You will see your curve to be the red one. You'll see that your blood sugar wasn't going high enough in the first 100 minutes. And then dropping past the lower boundary towards hypoglycemia halfway through the next 100 minutes, staying that way for a while past the 200th minute mark, before hitting past the lower boundary and into the optimal area. So, for a considerable period, you were in a hypoglycemic state.

Here is my curve:

upload_2020-5-3_9-38-44.png


My blood sugar was staying too high, way above optimal for almost the entire first 100 minutes before it dropped quickly and went past the lower boundary. I was hypoglygemic as well for about half of the 2nd 100 minutes. Just like in your case, the blood sugar was able to get back into optimal territory.

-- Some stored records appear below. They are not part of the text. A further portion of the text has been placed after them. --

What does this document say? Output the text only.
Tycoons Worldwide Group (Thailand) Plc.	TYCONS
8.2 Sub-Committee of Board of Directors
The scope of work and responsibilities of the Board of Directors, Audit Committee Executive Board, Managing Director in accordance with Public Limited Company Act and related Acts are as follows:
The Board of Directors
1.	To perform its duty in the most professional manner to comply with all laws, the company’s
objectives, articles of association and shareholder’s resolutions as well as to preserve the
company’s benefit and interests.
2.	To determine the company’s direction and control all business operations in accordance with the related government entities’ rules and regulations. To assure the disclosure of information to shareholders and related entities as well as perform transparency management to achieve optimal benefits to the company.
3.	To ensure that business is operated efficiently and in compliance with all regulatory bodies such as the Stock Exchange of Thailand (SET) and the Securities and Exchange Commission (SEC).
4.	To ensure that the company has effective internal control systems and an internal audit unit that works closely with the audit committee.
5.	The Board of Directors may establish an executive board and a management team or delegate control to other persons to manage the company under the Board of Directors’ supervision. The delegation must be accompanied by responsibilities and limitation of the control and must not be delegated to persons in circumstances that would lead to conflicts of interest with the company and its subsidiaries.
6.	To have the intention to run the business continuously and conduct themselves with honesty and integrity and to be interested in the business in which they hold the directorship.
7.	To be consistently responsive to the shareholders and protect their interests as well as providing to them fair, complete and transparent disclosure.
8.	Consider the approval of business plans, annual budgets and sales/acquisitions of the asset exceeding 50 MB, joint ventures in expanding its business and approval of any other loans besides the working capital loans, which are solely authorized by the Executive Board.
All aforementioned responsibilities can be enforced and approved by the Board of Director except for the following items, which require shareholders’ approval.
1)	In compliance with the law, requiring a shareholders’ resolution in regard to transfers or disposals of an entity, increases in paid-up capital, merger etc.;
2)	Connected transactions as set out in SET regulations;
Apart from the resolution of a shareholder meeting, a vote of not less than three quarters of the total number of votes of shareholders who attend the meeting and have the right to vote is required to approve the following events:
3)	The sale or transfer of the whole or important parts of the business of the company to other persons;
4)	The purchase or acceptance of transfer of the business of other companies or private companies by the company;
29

But since we both breached the lower boundary, we both would feel hypoglycemic at a certain point. We both felt a sign of low blood sugar (yours was hunger, mine was sleepiness, and since your duration of hypoglycemia was longer, you also experienced some shaking.

I had encountered shaking before, around the year 2000, when I had my first OGTT.

Here is my graph which has curves from 2000 and 2002 (before and after therapy - mostly removal of mercury and chiropractic), as well as a curve from yesterday, labelled 2020. Too bad I have no curve for the 2017-2019, when I felt my blood sugar regulation was best, before it got bad last year, and led to my present ugly curve:

upload_2020-5-3_9-50-24.png


You can see the blue curve (2000) being terrible - I was very sickly at this state. It improved to the green curve, which looks nice but at that time I wasn't aware how bad PUFASs were. I'm not sure, but maybe I was big into supplements then, and I was also taking vitamin E. But it wasn't until around 2013 that I went cold turkey on PUFA, and by 2017, I didn't need to eat brown rice anymore. And I could eat cane sugar without feeling sick from an insulin reaction that would drive down my blood sugar eventually.

So, I was at my best blood sugar control-wise, from 2017 to early 2019. It was at this time that I took systemic enzymes to lyse away plaque from my blood vessels. I was to gain 20 lbs after that in the course of a year, and my blood sugar regulation went south. This had to do with periodontal being released from the lysed plaque, as biofilm was burst and this led to the release into the blood of periodontal bacteria. The periodontal bacteria produces enzymes called DPP4, dipeptidyl peptidase, which would interfere with peptides/proteins that help insulin with the regulation of blood sugar. These are called incretins.

Incretins are able to tell the body to not release insulin after a meal. This allows the body to first absorb the sugar going into the bloodstream from digestion and absorption into the blood stream. This allows the blood sugar to go high after a meal without triggering an insulin reaction. The body produces its own DPP4, and it does a good job without any help (or more likely interference) from periodontal bacteria. To make a long story short, this messed up the previously perfect system of blood sugar regulation. I would have sugar highs that would elicit a strong insulin response, and this would lead to sugar lows - as seen in the curve (see my red curve).

I have to cut this short else it gets too technical and I'll start losing you, but I just want to share with you the curves so you have some ideas to work with.